Comparative Techno-economic Analysis and Life Cycle Assessment of Producing High-Value Chemicals and Fuels from Waste Plastic via Conventional Pyrolysis and Thermal Oxo-degradation

The rapid rise in global plastic production in recent decades has resulted in the massive generation of plastic waste. Over 75% of the plastic waste generated in the United States was sent to landfills, with a meager 8.7% recycled. Plastics are valuable feedstocks for platform chemicals and fuels. Chemical upcycling of waste high-density polyethylene (HDPE) is gaining more attention as a potentially feasible and environmentally friendly plastic waste management technology. Conventional pyrolysis (CPY) and thermal oxo-degradation (TOD) are two chemical upcycling technologies actively researched for decomposing waste HDPE into valuable chemicals and fuels.
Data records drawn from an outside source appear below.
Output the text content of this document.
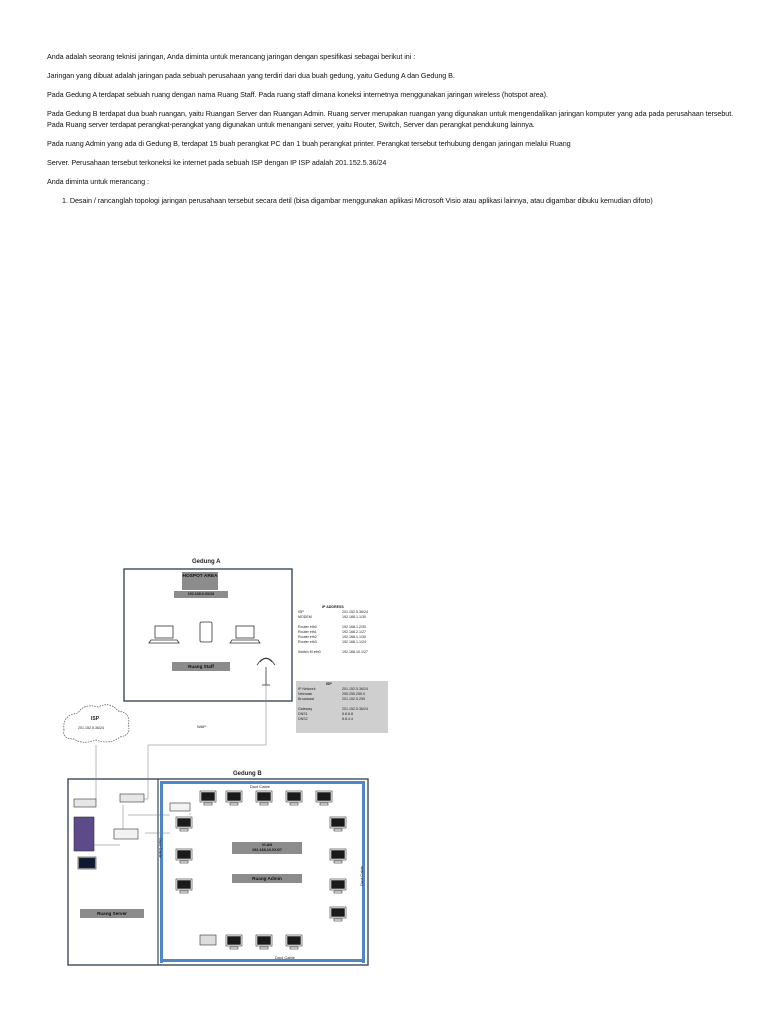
Anda adalah seorang teknisi jaringan, Anda diminta untuk merancang jaringan dengan spesifikasi sebagai berikut ini :

Jaringan yang dibuat adalah jaringan pada sebuah perusahaan yang terdiri dari dua buah gedung, yaitu Gedung A dan Gedung B.

Pada Gedung A terdapat sebuah ruang dengan nama Ruang Staff. Pada ruang staff dimana koneksi internetnya menggunakan jaringan wireless (hotspot area).

Pada Gedung B terdapat dua buah ruangan, yaitu Ruangan Server dan Ruangan Admin. Ruang server merupakan ruangan yang digunakan untuk mengendalikan jaringan komputer yang ada pada perusahaan tersebut. Pada Ruang server terdapat perangkat-perangkat yang digunakan untuk menangani server, yaitu Router, Switch, Server dan perangkat pendukung lainnya.

Pada ruang Admin yang ada di Gedung B, terdapat 15 buah perangkat PC dan 1 buah perangkat printer. Perangkat tersebut terhubung dengan jaringan melalui Ruang

Server. Perusahaan tersebut terkoneksi ke internet pada sebuah ISP dengan IP ISP adalah 201.152.5.36/24

Anda diminta untuk merancang :

1. Desain / rancanglah topologi jaringan perusahaan tersebut secara detil (bisa digambar menggunakan aplikasi Microsoft Visio atau aplikasi lainnya, atau digambar dibuku kemudian difoto)
Gedung A
HOSPOT AREA
192.168.0.X0/28
Ruang Staff
WAP
ISP
201.152.5.36/24
Gedung B
Duct Cable
Duct Cable
Duct Cable
Duct Cable
VLAN
192.168.10.0X/27
Ruang Admin
Ruang Server
IP ADDRESS
ISP	201.152.5.36/24
MODEM	192.168.1.1/30

Router eth0	192.168.1.2/30
Router eth1	192.168.2.1/27
Router eth2	192.168.1.1/30
Router eth3	192.168.1.1/24

Switch M eth0	192.168.10.1/27
ISP
IP Network	201.152.5.36/24
Netmask	255.255.255.0
Broadcast	201.152.5.255

Gateway	201.152.5.36/24
DNS1	8.8.8.8
DNS2	8.8.4.4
However, there are few studies on the techno-economic analysis (TEA) and life cycle assessment (LCA) of these technologies for converting waste HDPE to valuable products. This study conducts a comparative TEA and LCA study of the thermochemical decomposition of waste HDPE to produce gaseous (ethylene and propylene) and liquid (naphtha, diesel, and wax) products by CPY and TOD. The study elucidates and compares the impact of hydrocracking longer chain hydrocarbons to produce more valuable products on the TEA and LCA. The TEA showed that the fixed capital investment could range from $32.5 million for TOD without hydrocracking to $244 million for CPY with hydrocracking scenarios. Annual revenues range from $28.1 million to $71.5 million in favor of scenarios with hydrocracking. However, the net present value ranges from $1.4 million to $265.8 million in favor of scenarios without hydrocracking. Sensitivity analysis showed that fixed capital cost, facility capacity, and product prices have the biggest impact on the process economics of the facilities, while utilities and waste transportation to refineries have the biggest impact on environmental impacts. The LCA showed that primary products from scenarios without hydrocracking can be more environmentally friendly than virgin products from petroleum processes. However, TOD and CPY with hydrocracking primary products have more emissions than those of virgin products.